Quinta-feira, 19 de junho de 2025
Por Redação O Sul | 3 de julho de 2021
Sorrindo por trás da máscara cirúrgica, o infectologista Luiz Carlos Pereira Júnior não escondia a animação. “Só queria agradecer mesmo pela participação”, disse ele a Edgar Gonçalves, 27 anos, assistente social que aguardava ser chamado a uma das salas do 1º andar do Centro de Pesquisa do Emilio Ribas. A felicidade do diretor técnico de um dos maiores centros de infectologia do país é mais do que justa: Gonçalves tem chance de 50% de receber a primeira dose de uma vacina experimental que pode prevenir a infecção pelo vírus HIV.

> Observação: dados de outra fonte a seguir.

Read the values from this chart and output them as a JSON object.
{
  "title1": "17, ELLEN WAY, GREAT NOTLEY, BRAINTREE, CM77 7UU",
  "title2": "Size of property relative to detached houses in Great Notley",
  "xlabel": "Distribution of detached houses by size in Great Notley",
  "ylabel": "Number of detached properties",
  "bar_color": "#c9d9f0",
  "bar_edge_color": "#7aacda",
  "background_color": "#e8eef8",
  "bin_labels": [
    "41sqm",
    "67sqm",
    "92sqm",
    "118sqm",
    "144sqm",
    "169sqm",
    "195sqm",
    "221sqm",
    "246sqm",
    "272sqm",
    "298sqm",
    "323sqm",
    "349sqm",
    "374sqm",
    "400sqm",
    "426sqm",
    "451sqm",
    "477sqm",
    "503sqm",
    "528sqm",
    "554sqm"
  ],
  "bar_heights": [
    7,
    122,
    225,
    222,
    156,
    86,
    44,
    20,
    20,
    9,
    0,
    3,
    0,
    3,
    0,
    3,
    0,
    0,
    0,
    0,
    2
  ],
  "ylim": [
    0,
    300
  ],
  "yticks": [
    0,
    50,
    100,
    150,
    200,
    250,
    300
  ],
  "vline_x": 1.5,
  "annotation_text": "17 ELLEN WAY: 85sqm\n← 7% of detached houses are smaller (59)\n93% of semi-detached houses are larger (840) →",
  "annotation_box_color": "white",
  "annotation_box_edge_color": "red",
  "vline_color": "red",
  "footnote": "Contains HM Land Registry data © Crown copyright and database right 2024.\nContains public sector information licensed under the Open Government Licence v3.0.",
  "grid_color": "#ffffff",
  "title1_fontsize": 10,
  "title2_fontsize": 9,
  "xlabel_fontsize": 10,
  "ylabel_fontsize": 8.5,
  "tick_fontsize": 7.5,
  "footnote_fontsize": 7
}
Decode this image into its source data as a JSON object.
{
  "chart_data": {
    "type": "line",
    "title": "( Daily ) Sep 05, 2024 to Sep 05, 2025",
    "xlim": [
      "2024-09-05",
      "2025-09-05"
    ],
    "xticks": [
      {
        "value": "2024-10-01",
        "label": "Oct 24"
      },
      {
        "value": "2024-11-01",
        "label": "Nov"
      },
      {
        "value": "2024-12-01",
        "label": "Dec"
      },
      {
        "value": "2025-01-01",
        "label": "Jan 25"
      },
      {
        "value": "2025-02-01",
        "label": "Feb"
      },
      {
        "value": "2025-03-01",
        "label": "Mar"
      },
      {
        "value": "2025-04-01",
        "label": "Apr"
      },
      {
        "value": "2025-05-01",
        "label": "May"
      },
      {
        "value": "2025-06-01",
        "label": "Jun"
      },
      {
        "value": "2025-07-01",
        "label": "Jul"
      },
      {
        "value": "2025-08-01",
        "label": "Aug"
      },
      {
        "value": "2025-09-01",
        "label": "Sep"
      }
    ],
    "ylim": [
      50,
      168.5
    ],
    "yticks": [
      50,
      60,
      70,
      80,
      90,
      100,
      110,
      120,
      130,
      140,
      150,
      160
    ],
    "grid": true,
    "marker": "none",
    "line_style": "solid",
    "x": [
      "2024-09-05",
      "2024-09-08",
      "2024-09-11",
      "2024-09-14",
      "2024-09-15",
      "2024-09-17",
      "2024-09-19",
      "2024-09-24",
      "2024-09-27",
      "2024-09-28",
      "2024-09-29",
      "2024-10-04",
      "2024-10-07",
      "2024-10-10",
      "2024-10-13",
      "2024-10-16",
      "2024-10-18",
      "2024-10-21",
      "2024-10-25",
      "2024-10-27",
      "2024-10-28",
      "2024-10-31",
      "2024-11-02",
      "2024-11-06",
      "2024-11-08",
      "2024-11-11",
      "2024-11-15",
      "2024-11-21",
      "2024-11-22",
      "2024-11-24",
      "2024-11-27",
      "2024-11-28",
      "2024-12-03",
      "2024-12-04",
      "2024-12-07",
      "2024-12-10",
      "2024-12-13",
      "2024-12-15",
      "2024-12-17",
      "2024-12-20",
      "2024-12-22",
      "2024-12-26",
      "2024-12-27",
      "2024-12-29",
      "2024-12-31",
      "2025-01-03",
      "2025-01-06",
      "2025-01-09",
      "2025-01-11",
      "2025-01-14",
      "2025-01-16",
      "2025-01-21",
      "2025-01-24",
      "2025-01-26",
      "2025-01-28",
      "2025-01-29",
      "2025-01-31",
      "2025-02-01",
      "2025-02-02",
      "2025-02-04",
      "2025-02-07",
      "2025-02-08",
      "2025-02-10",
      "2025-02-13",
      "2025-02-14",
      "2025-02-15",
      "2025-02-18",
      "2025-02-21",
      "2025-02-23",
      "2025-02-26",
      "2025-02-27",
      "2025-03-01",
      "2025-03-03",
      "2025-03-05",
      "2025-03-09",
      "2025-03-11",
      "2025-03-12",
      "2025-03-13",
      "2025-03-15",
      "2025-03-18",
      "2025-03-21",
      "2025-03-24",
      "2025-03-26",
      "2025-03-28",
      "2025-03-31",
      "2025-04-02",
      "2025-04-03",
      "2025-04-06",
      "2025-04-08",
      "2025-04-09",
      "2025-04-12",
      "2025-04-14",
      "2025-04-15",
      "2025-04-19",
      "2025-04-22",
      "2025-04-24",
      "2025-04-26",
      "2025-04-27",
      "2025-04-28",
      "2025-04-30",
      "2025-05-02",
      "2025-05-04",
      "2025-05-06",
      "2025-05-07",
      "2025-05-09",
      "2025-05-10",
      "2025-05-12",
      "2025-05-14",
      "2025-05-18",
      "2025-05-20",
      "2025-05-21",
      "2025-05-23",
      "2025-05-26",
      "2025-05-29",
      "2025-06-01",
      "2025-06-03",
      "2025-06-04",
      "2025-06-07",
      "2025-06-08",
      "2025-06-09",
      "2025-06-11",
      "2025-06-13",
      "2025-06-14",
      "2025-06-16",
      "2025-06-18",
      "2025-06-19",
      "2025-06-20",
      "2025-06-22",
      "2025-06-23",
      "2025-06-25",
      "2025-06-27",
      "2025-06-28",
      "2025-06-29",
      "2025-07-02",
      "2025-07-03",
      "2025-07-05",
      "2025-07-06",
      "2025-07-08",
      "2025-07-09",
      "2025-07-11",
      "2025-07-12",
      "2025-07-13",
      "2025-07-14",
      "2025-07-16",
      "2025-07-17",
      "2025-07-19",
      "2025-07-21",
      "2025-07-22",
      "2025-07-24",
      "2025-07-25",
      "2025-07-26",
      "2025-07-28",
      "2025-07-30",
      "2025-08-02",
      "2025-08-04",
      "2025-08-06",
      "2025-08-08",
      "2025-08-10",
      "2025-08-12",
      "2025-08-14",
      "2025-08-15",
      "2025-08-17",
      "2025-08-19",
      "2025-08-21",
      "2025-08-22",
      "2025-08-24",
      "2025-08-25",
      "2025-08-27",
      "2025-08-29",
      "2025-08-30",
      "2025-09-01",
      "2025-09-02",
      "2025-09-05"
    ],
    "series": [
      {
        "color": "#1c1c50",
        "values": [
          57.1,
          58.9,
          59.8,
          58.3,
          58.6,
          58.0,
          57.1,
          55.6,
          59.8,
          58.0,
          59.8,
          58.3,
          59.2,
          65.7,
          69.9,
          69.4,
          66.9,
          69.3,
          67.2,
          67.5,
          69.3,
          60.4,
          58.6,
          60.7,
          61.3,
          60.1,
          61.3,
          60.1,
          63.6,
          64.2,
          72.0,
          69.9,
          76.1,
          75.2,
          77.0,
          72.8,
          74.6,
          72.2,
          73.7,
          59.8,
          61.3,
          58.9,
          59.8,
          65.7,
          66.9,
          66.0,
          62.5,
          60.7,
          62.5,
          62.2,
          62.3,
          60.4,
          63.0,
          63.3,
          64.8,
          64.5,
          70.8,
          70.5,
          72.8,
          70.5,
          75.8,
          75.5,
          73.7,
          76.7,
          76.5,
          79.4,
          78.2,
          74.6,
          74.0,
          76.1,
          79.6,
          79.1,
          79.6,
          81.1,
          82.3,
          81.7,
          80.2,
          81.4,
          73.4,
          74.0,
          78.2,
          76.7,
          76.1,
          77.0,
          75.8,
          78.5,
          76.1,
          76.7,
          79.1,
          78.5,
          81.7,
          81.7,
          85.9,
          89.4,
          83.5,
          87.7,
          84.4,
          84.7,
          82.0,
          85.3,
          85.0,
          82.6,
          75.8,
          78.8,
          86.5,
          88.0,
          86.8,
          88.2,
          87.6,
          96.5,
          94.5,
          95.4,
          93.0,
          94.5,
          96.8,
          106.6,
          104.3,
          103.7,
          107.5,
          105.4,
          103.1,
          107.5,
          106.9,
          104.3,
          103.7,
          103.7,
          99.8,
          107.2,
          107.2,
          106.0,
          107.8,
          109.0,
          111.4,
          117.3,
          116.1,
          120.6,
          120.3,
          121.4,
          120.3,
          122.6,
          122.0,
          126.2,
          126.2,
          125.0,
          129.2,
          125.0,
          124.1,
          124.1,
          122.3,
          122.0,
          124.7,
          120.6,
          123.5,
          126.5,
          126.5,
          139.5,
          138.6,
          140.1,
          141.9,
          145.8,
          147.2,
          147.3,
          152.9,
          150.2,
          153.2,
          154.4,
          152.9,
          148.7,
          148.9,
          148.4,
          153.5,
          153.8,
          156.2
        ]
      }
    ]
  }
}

O jovem é um dos voluntários selecionados para o Estudo Mosaico, patrocinado pela Janssen e realizado em mais sete países (Argentina, Itália, México, Peru, Polônia, Espanha e EUA). Em São Paulo, fora o Instituto Emílio Ribas, o Hospital das Clínicas e o Centro de Referência de Tratamento também têm recebido voluntários para descobrir se um regime de vacinas desenvolvido pela Johnson & Johnson será seguro e eficaz no combate ao HIV.
São duas as vacinas analisadas pelo estudo, atualmente em testes de fase 3. Seu uso irrestrito ainda não está aprovado. Assim como todo estudo, os voluntários são divididos em dois grupos: os que recebem a dose de placebo e os que recebem as vacinas experimentais. Inicialmente, 66 vagas foram abertas, mas esse número poderá chegar a 140 participantes.

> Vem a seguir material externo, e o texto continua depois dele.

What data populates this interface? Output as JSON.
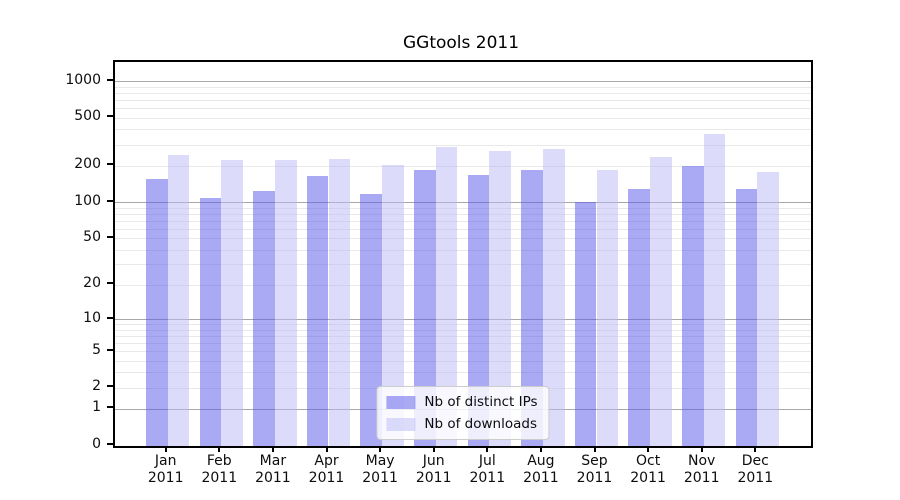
{
  "chart_data": {
    "type": "bar",
    "title": "GGtools 2011",
    "categories": [
      "Jan\n2011",
      "Feb\n2011",
      "Mar\n2011",
      "Apr\n2011",
      "May\n2011",
      "Jun\n2011",
      "Jul\n2011",
      "Aug\n2011",
      "Sep\n2011",
      "Oct\n2011",
      "Nov\n2011",
      "Dec\n2011"
    ],
    "series": [
      {
        "name": "Nb of distinct IPs",
        "color": "#5454e9",
        "alpha": 0.5,
        "values": [
          158,
          110,
          125,
          165,
          119,
          187,
          168,
          185,
          101,
          130,
          202,
          131
        ]
      },
      {
        "name": "Nb of downloads",
        "color": "#b9b9f5",
        "alpha": 0.5,
        "values": [
          247,
          227,
          224,
          229,
          205,
          290,
          270,
          278,
          186,
          238,
          370,
          181
        ]
      }
    ],
    "yaxis": {
      "scale": "log1p",
      "max": 1452,
      "ticks": [
        0,
        1,
        2,
        5,
        10,
        20,
        50,
        100,
        200,
        500,
        1000
      ],
      "major_gridlines": [
        1,
        10,
        100,
        1000
      ],
      "minor_gridlines": [
        2,
        3,
        4,
        5,
        6,
        7,
        8,
        9,
        20,
        30,
        40,
        50,
        60,
        70,
        80,
        90,
        200,
        300,
        400,
        500,
        600,
        700,
        800,
        900
      ]
    },
    "legend": {
      "position": "lower center"
    },
    "colors": {
      "major_grid": "#a8a8a8",
      "minor_grid": "#e9e9e9",
      "spine": "#000000",
      "background": "#ffffff"
    }
  }
}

A seringa já vem pronta com a dose. As únicas pessoas que sabem se ela está preenchida com o placebo ou a vacina são as farmacêuticas envolvidas no estudo. Em uma bolsinha térmica, a seringa é transportada pelos corredores sóbrios, banhados pela luz fria impessoal do Emílio Ribas, e vai direto para as mãos da enfermeira que aplicou a dose no braço de Gonçalves.

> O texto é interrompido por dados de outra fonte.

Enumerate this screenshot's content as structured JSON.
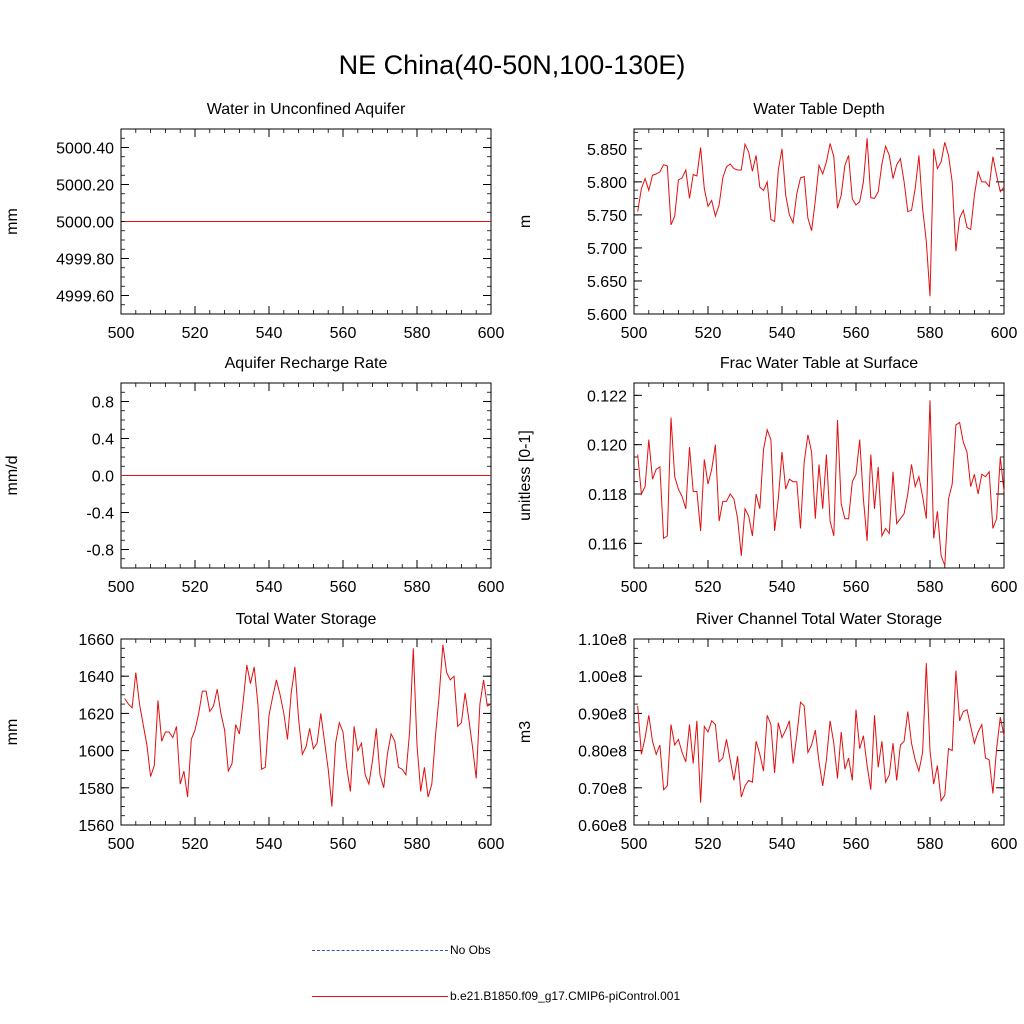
{
  "page_title": "NE China(40-50N,100-130E)",
  "legend": {
    "obs_label": "No Obs",
    "obs_color": "#3b4cc0",
    "model_label": "b.e21.B1850.f09_g17.CMIP6-piControl.001",
    "model_color": "#e01010"
  },
  "chart_data": [
    {
      "type": "line",
      "title": "Water in Unconfined Aquifer",
      "ylabel": "mm",
      "xlim": [
        500,
        600
      ],
      "ylim": [
        4999.5,
        5000.5
      ],
      "x_ticks": [
        500,
        520,
        540,
        560,
        580,
        600
      ],
      "x_tick_labels": [
        "500",
        "520",
        "540",
        "560",
        "580",
        "600"
      ],
      "y_ticks": [
        4999.6,
        4999.8,
        5000.0,
        5000.2,
        5000.4
      ],
      "y_tick_labels": [
        "4999.60",
        "4999.80",
        "5000.00",
        "5000.20",
        "5000.40"
      ],
      "series": [
        {
          "name": "b.e21.B1850.f09_g17.CMIP6-piControl.001",
          "x_start": 501,
          "values": [
            5000.0,
            5000.0
          ]
        }
      ]
    },
    {
      "type": "line",
      "title": "Water Table Depth",
      "ylabel": "m",
      "xlim": [
        500,
        600
      ],
      "ylim": [
        5.6,
        5.88
      ],
      "x_ticks": [
        500,
        520,
        540,
        560,
        580,
        600
      ],
      "x_tick_labels": [
        "500",
        "520",
        "540",
        "560",
        "580",
        "600"
      ],
      "y_ticks": [
        5.6,
        5.65,
        5.7,
        5.75,
        5.8,
        5.85
      ],
      "y_tick_labels": [
        "5.600",
        "5.650",
        "5.700",
        "5.750",
        "5.800",
        "5.850"
      ],
      "series": [
        {
          "name": "b.e21.B1850.f09_g17.CMIP6-piControl.001",
          "x_start": 501,
          "values": [
            5.755,
            5.79,
            5.805,
            5.787,
            5.81,
            5.812,
            5.815,
            5.826,
            5.824,
            5.735,
            5.748,
            5.803,
            5.806,
            5.818,
            5.775,
            5.811,
            5.809,
            5.852,
            5.79,
            5.763,
            5.772,
            5.748,
            5.765,
            5.806,
            5.823,
            5.827,
            5.82,
            5.818,
            5.818,
            5.857,
            5.845,
            5.816,
            5.84,
            5.792,
            5.787,
            5.8,
            5.743,
            5.74,
            5.818,
            5.85,
            5.78,
            5.75,
            5.738,
            5.782,
            5.806,
            5.808,
            5.745,
            5.726,
            5.772,
            5.825,
            5.812,
            5.83,
            5.858,
            5.838,
            5.76,
            5.78,
            5.825,
            5.84,
            5.774,
            5.765,
            5.77,
            5.8,
            5.866,
            5.776,
            5.775,
            5.785,
            5.827,
            5.854,
            5.84,
            5.805,
            5.826,
            5.835,
            5.8,
            5.755,
            5.757,
            5.79,
            5.84,
            5.76,
            5.71,
            5.627,
            5.85,
            5.82,
            5.83,
            5.86,
            5.84,
            5.8,
            5.695,
            5.745,
            5.757,
            5.731,
            5.728,
            5.78,
            5.815,
            5.8,
            5.8,
            5.793,
            5.838,
            5.81,
            5.785,
            5.792
          ]
        }
      ]
    },
    {
      "type": "line",
      "title": "Aquifer Recharge Rate",
      "ylabel": "mm/d",
      "xlim": [
        500,
        600
      ],
      "ylim": [
        -1,
        1
      ],
      "x_ticks": [
        500,
        520,
        540,
        560,
        580,
        600
      ],
      "x_tick_labels": [
        "500",
        "520",
        "540",
        "560",
        "580",
        "600"
      ],
      "y_ticks": [
        -0.8,
        -0.4,
        0.0,
        0.4,
        0.8
      ],
      "y_tick_labels": [
        "-0.8",
        "-0.4",
        "0.0",
        "0.4",
        "0.8"
      ],
      "series": [
        {
          "name": "b.e21.B1850.f09_g17.CMIP6-piControl.001",
          "x_start": 500,
          "values": [
            0.0,
            0.0
          ]
        }
      ]
    },
    {
      "type": "line",
      "title": "Frac Water Table at Surface",
      "ylabel": "unitless [0-1]",
      "xlim": [
        500,
        600
      ],
      "ylim": [
        0.115,
        0.1225
      ],
      "x_ticks": [
        500,
        520,
        540,
        560,
        580,
        600
      ],
      "x_tick_labels": [
        "500",
        "520",
        "540",
        "560",
        "580",
        "600"
      ],
      "y_ticks": [
        0.116,
        0.118,
        0.12,
        0.122
      ],
      "y_tick_labels": [
        "0.116",
        "0.118",
        "0.120",
        "0.122"
      ],
      "series": [
        {
          "name": "b.e21.B1850.f09_g17.CMIP6-piControl.001",
          "x_start": 501,
          "values": [
            0.1196,
            0.118,
            0.1183,
            0.1202,
            0.1186,
            0.119,
            0.1191,
            0.1162,
            0.1163,
            0.1211,
            0.1187,
            0.1182,
            0.1179,
            0.1174,
            0.1199,
            0.1181,
            0.1181,
            0.1165,
            0.1194,
            0.1184,
            0.119,
            0.12,
            0.1169,
            0.1177,
            0.1177,
            0.118,
            0.1178,
            0.117,
            0.1155,
            0.1174,
            0.1171,
            0.1163,
            0.118,
            0.1174,
            0.1198,
            0.1206,
            0.1202,
            0.1165,
            0.1178,
            0.1197,
            0.1182,
            0.1186,
            0.1185,
            0.1185,
            0.1166,
            0.1193,
            0.1204,
            0.1197,
            0.117,
            0.1192,
            0.1174,
            0.1196,
            0.1169,
            0.1163,
            0.121,
            0.1176,
            0.117,
            0.117,
            0.1185,
            0.1188,
            0.1202,
            0.1178,
            0.1161,
            0.1196,
            0.1174,
            0.1191,
            0.1163,
            0.1166,
            0.1164,
            0.1189,
            0.1168,
            0.117,
            0.1172,
            0.118,
            0.1192,
            0.1183,
            0.1187,
            0.1179,
            0.117,
            0.1218,
            0.1162,
            0.1173,
            0.1155,
            0.1151,
            0.1178,
            0.1184,
            0.1208,
            0.1209,
            0.1201,
            0.1197,
            0.1183,
            0.1188,
            0.118,
            0.1188,
            0.1187,
            0.1189,
            0.1166,
            0.117,
            0.1195,
            0.1181
          ]
        }
      ]
    },
    {
      "type": "line",
      "title": "Total Water Storage",
      "ylabel": "mm",
      "xlim": [
        500,
        600
      ],
      "ylim": [
        1560,
        1660
      ],
      "x_ticks": [
        500,
        520,
        540,
        560,
        580,
        600
      ],
      "x_tick_labels": [
        "500",
        "520",
        "540",
        "560",
        "580",
        "600"
      ],
      "y_ticks": [
        1560,
        1580,
        1600,
        1620,
        1640,
        1660
      ],
      "y_tick_labels": [
        "1560",
        "1580",
        "1600",
        "1620",
        "1640",
        "1660"
      ],
      "series": [
        {
          "name": "b.e21.B1850.f09_g17.CMIP6-piControl.001",
          "x_start": 501,
          "values": [
            1628,
            1625,
            1623,
            1642,
            1625,
            1614,
            1603,
            1586,
            1592,
            1627,
            1605,
            1610,
            1610,
            1607,
            1613,
            1582,
            1589,
            1575,
            1606,
            1611,
            1620,
            1632,
            1632,
            1621,
            1624,
            1633,
            1620,
            1611,
            1589,
            1593,
            1614,
            1609,
            1626,
            1646,
            1636,
            1645,
            1625,
            1590,
            1591,
            1619,
            1629,
            1638,
            1630,
            1620,
            1606,
            1631,
            1645,
            1617,
            1598,
            1602,
            1612,
            1601,
            1604,
            1620,
            1605,
            1590,
            1570,
            1604,
            1615,
            1610,
            1591,
            1578,
            1613,
            1600,
            1604,
            1587,
            1582,
            1595,
            1612,
            1587,
            1580,
            1598,
            1609,
            1605,
            1591,
            1590,
            1587,
            1610,
            1655,
            1603,
            1578,
            1591,
            1575,
            1582,
            1608,
            1630,
            1657,
            1642,
            1638,
            1640,
            1613,
            1615,
            1631,
            1617,
            1602,
            1585,
            1625,
            1638,
            1624,
            1625
          ]
        }
      ]
    },
    {
      "type": "line",
      "title": "River Channel Total Water Storage",
      "ylabel": "m3",
      "xlim": [
        500,
        600
      ],
      "ylim": [
        60000000,
        110000000
      ],
      "x_ticks": [
        500,
        520,
        540,
        560,
        580,
        600
      ],
      "x_tick_labels": [
        "500",
        "520",
        "540",
        "560",
        "580",
        "600"
      ],
      "y_ticks": [
        60000000,
        70000000,
        80000000,
        90000000,
        100000000,
        110000000
      ],
      "y_tick_labels": [
        "0.60e8",
        "0.70e8",
        "0.80e8",
        "0.90e8",
        "1.00e8",
        "1.10e8"
      ],
      "series": [
        {
          "name": "b.e21.B1850.f09_g17.CMIP6-piControl.001",
          "x_start": 501,
          "values": [
            92000000,
            79000000,
            83500000,
            89500000,
            82500000,
            79000000,
            81500000,
            69500000,
            70500000,
            87000000,
            81500000,
            83000000,
            79500000,
            77000000,
            87000000,
            76500000,
            88000000,
            66000000,
            86500000,
            85000000,
            88000000,
            87000000,
            77000000,
            78000000,
            83000000,
            77500000,
            72000000,
            78500000,
            67500000,
            70500000,
            72000000,
            71500000,
            82500000,
            79000000,
            74500000,
            89500000,
            87000000,
            74000000,
            87500000,
            83500000,
            85500000,
            88000000,
            76500000,
            84000000,
            93000000,
            92000000,
            79500000,
            81500000,
            85500000,
            77000000,
            70500000,
            77500000,
            88000000,
            82000000,
            72500000,
            85000000,
            75000000,
            78000000,
            72000000,
            91000000,
            80500000,
            84000000,
            76000000,
            69500000,
            89500000,
            75500000,
            82500000,
            71500000,
            73500000,
            82000000,
            72000000,
            81500000,
            82500000,
            90500000,
            82000000,
            77500000,
            74500000,
            79500000,
            103500000,
            80000000,
            71000000,
            76000000,
            66500000,
            68000000,
            80500000,
            80000000,
            101500000,
            88000000,
            90500000,
            91000000,
            86500000,
            82000000,
            85000000,
            87000000,
            78000000,
            77500000,
            68500000,
            80500000,
            89000000,
            84000000
          ]
        }
      ]
    }
  ]
}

O processo demorou segundos. Gonçalves sorri enquanto conversa com a equipe do estudo, não poupando a ansiedade. Essa é a segunda visita do assistente social de Recife (PE) ao Emílio Ribas.
Edgar Gonçalves ficou sabendo do estudo por meio de amigos que convivem com o HIV e não quis perder a chance de contribuir com um algo que pode mudar a vida de milhões de pessoas da comunidade LGBTQIA+, inclusive a dele. “Sempre crescemos com essa sombra da doença nas nossas costas, e agora, finalmente será possível mudar essa história”, afirma. Após ser dispensado, o jovem voltará mais três vezes ao centro, no intervalo de um ano e meio, para receber outras três doses restantes.
“Sensação muito louca”
No labirinto de corredores pintados com cores estéreis, no melhor estilo que a decoração hospitalar pode proporcionar, pôsteres coloridos com reproduções de obras do artista norte-americano Keith Haring (1958-1990) quebram a monotonia e dão pistas a outro voluntário de que está no lugar certo.
Essa foi a primeira visita de Pedro Diogo, 30, engenheiro de vendas. Ele preencheu um formulário pela internet e foi chamado pelo Estudo Mosaico para iniciar rigoroso processo de triagem para definir se poderá participar como voluntário.
“É uma sensação muito louca estar aqui. Mesmo se não for selecionado, valeu pela chance”, contou Diogo, enquanto ajeitava os cabelos castanho-escuros. Assim como Gonçalves, ficou sabendo do estudo por meio de um amigo que convive com o HIV.
A triagem de voluntários não é simples. É preciso ser HIV negativo, homem cisgênero ou pessoa trans que faz sexo com homens cisgêneros e/ou pessoas trans e ter entre 18 a 60 anos. Cumprindo os requisitos básicos, o selecionado passa por uma bateria de entrevistas com educadores comunitários, psicológicos, enfermeiros e médicos para definirem se ele é elegível.
Segundo Lorena Henn, coordenadora de educação comunitária do estudo, nem sempre quem passa pela triagem vira voluntário. Mas entrar em contato com o grupo é também uma chance de ser apresentado a outras formas de profilaxia eficazes contra a infecção, como o PrEP (profilaxia pré-exposição), que possui 99% de eficácia.